有些居民預見了戰爭,於是結伴離開;他的家人留下來了。他說,太多人從未想過一場真正的戰爭會到來,而且準備工作也很少。砲擊開始後的好幾個月裡,斯肯德一直睡在地下室。
幾年後,他開始經營一批青年旅社,他的客人會詢問圍攻的情況。大約四年前,他開始為客人提供旅遊服務。
巡迴演出成功,他創立了 薩拉熱窩時髦之旅 為廣大民眾提供服務。他估計到目前為止他已經進行了大約 500 次巡演。
戰後,薩拉熱窩本身已經發生了翻天覆地的變化,其重建工作得到了國際捐款的推動。大多數建築物都已修復或重建,遊客擠滿了舊城區的咖啡館和餐廳。人們可能會認為這場戰爭已經成為遙遠的記憶,但餘震仍然在全國迴響。
波士尼亞的塞爾維亞部分自稱塞爾維亞共和國,不與聯邦政府合作,而是希望在其民眾中舉行全民公投,宣布波士尼亞政府無權起訴波士尼亞塞族人所犯下的戰爭罪。
只有來自聯合國高級代表和歐盟最強烈的威脅才最終阻止波士尼亞塞爾維亞人製造新的危機。
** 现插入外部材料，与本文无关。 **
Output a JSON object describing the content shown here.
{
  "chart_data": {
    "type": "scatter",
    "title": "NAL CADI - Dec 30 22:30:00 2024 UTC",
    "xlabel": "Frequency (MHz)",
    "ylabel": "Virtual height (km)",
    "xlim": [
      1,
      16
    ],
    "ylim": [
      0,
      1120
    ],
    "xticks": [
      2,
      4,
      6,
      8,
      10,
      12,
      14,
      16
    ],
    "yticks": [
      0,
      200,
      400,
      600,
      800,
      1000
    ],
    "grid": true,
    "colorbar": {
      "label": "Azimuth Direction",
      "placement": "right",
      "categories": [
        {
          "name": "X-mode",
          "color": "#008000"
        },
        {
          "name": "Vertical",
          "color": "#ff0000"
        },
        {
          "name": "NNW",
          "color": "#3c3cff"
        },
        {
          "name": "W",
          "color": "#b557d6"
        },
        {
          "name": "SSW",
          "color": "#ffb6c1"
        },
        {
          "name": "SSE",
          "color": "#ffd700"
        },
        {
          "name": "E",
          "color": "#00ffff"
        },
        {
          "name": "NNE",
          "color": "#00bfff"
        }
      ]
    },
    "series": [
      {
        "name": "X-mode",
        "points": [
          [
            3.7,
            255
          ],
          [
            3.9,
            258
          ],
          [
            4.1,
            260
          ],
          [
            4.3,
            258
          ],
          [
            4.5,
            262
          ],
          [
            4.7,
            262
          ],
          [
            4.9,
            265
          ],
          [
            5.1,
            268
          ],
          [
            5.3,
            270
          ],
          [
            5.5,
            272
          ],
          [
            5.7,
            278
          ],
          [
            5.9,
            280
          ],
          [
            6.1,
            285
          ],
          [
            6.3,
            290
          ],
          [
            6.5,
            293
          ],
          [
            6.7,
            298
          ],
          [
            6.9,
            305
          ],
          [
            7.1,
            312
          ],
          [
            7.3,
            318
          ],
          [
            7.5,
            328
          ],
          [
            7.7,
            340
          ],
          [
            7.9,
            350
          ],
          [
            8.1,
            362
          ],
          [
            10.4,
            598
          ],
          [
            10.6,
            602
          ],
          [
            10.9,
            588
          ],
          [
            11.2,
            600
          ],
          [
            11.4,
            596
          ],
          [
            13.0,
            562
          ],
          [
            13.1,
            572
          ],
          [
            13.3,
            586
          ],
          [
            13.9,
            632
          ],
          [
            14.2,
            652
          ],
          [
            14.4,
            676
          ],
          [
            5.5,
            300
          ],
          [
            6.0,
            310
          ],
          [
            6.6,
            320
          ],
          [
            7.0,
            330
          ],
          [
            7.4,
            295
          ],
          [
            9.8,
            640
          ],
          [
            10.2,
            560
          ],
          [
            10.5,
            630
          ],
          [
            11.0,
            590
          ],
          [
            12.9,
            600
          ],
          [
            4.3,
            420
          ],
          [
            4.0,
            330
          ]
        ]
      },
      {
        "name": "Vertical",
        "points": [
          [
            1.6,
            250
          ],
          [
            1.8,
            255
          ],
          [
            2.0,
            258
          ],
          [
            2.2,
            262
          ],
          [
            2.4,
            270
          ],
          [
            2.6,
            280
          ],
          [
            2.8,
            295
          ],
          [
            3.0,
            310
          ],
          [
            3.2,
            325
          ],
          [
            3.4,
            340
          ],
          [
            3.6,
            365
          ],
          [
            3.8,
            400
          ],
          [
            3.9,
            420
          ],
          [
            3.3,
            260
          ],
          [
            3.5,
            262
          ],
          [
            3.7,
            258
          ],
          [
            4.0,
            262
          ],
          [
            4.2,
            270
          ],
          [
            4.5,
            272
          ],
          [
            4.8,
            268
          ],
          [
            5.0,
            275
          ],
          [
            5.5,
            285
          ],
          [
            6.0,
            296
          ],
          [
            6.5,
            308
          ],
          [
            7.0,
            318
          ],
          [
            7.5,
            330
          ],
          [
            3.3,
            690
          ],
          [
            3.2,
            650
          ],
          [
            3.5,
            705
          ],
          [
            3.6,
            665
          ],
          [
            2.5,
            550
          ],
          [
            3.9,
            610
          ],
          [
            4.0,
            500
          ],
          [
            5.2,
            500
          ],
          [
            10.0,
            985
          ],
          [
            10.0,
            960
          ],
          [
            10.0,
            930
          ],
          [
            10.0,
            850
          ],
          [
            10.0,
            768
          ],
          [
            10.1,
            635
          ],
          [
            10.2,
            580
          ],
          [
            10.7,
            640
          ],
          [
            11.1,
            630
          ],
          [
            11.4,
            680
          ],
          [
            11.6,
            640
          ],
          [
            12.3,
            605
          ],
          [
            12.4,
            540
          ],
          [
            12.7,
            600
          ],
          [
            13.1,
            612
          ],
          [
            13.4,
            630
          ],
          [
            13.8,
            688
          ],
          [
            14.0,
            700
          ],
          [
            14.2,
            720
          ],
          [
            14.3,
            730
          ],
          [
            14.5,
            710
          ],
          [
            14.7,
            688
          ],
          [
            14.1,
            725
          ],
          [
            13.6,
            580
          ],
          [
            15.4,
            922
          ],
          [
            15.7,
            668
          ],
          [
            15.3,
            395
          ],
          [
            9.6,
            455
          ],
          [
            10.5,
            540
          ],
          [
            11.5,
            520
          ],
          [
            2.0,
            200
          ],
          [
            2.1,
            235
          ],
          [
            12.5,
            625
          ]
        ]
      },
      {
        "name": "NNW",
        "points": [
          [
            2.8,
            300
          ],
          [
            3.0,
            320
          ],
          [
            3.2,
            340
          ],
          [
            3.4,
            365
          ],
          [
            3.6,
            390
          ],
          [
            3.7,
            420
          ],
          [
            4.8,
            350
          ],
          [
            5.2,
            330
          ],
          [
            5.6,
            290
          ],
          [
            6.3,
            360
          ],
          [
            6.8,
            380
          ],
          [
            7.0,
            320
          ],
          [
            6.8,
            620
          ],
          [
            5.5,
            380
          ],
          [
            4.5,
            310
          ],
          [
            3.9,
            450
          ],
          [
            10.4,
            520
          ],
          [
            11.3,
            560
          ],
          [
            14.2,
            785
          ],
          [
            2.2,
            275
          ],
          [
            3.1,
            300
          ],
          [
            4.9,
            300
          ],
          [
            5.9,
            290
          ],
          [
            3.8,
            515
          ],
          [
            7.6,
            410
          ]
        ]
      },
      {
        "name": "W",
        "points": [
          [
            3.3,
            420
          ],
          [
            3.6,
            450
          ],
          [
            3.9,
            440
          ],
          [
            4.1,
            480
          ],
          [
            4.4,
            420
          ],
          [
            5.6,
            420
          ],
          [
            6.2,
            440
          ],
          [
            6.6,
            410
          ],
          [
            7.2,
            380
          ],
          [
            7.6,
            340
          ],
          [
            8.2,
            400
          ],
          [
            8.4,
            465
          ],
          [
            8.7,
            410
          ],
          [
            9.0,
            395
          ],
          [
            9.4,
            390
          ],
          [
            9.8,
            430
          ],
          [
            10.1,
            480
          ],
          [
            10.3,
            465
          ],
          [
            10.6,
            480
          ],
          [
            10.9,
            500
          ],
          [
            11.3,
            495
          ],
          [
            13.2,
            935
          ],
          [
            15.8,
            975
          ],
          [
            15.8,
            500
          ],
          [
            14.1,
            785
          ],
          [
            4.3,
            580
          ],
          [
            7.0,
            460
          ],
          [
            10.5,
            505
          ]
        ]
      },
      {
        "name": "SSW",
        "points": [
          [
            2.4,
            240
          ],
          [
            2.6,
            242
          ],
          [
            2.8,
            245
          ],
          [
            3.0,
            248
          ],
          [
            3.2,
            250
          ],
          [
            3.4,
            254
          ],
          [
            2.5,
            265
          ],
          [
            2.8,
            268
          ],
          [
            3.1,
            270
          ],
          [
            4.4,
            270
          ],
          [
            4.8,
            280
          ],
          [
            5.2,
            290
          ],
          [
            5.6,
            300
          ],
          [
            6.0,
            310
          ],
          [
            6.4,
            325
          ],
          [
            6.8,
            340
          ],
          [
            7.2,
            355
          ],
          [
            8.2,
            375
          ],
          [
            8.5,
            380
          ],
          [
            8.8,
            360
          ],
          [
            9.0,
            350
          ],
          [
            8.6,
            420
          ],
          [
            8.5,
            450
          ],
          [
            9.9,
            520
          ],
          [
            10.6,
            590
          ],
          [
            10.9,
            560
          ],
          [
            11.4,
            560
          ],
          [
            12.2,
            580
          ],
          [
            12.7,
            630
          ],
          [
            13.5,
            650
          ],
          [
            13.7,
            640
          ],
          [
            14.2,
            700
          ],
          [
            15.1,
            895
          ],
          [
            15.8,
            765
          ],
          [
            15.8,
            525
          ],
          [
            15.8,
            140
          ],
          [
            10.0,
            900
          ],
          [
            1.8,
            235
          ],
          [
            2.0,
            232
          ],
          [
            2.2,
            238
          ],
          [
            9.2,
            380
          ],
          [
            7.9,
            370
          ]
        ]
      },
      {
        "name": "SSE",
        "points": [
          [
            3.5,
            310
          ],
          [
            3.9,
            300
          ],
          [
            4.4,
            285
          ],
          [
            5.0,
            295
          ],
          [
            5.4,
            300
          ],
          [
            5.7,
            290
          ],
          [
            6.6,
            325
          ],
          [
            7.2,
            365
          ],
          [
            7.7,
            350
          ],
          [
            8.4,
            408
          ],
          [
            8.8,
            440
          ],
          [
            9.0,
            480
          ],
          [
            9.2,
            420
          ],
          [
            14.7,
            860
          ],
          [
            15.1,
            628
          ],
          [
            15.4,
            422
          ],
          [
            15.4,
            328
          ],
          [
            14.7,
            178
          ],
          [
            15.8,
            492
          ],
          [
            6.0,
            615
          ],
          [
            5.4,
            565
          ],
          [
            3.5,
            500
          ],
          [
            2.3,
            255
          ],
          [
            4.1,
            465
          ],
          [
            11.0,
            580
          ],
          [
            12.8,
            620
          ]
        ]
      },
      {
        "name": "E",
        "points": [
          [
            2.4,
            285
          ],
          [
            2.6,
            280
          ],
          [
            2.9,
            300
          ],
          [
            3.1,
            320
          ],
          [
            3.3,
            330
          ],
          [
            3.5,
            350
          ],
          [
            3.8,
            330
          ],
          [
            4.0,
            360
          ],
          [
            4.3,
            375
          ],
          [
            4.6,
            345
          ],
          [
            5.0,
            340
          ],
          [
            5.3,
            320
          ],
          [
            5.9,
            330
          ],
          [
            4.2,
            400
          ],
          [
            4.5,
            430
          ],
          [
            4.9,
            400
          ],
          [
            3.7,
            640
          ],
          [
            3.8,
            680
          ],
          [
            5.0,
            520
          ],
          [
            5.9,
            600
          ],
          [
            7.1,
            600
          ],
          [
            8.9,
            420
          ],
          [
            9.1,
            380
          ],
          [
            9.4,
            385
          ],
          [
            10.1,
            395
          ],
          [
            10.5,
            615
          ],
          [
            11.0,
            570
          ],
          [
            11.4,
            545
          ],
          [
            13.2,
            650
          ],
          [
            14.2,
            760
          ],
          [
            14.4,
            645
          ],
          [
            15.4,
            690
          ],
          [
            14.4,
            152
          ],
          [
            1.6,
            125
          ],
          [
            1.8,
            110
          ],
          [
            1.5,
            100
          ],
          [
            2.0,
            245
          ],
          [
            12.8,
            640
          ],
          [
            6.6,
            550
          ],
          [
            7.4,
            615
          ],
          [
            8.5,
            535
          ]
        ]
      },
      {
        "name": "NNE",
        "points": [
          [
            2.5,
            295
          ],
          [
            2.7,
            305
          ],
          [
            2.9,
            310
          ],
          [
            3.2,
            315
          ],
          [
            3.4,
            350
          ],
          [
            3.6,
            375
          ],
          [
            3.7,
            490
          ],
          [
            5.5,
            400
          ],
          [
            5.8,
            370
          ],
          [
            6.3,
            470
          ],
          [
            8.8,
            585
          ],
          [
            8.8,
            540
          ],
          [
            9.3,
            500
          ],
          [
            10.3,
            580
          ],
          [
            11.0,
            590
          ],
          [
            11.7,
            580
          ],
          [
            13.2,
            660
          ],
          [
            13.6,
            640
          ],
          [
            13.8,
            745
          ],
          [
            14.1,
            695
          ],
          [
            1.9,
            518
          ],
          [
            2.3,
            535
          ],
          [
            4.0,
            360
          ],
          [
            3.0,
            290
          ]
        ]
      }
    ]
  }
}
同時,政府似乎無力打擊貪腐和失業。
在我離開薩拉熱窩兩週後,塞爾維亞政府逮捕了波斯尼亞塞族將軍拉特科·姆拉迪奇,他被指控對戰爭期間的許多暴行負責,包括斯雷貝尼察大屠殺和薩拉熱窩圍困期間的平民死亡。
數千名極端民族主義者在貝爾格萊德發生騷亂,抗議塞爾維亞政府打算將姆拉迪奇移交給海牙戰爭罪法庭。同時,對前塞爾維亞領導人拉多萬·卡拉季奇的審判繼續進行,海牙的證人繼續記錄那段時期的血腥行為。
導致1990年代巴爾幹戰爭的激情尚未完全消散。
儘管如此,即將完成經濟學碩士學位的斯肯德表示,他和他的朋友們仍留在薩拉熱窩。對於這個長期以來僅靠希望生活的城市來說,這是一個更有希望的跡象。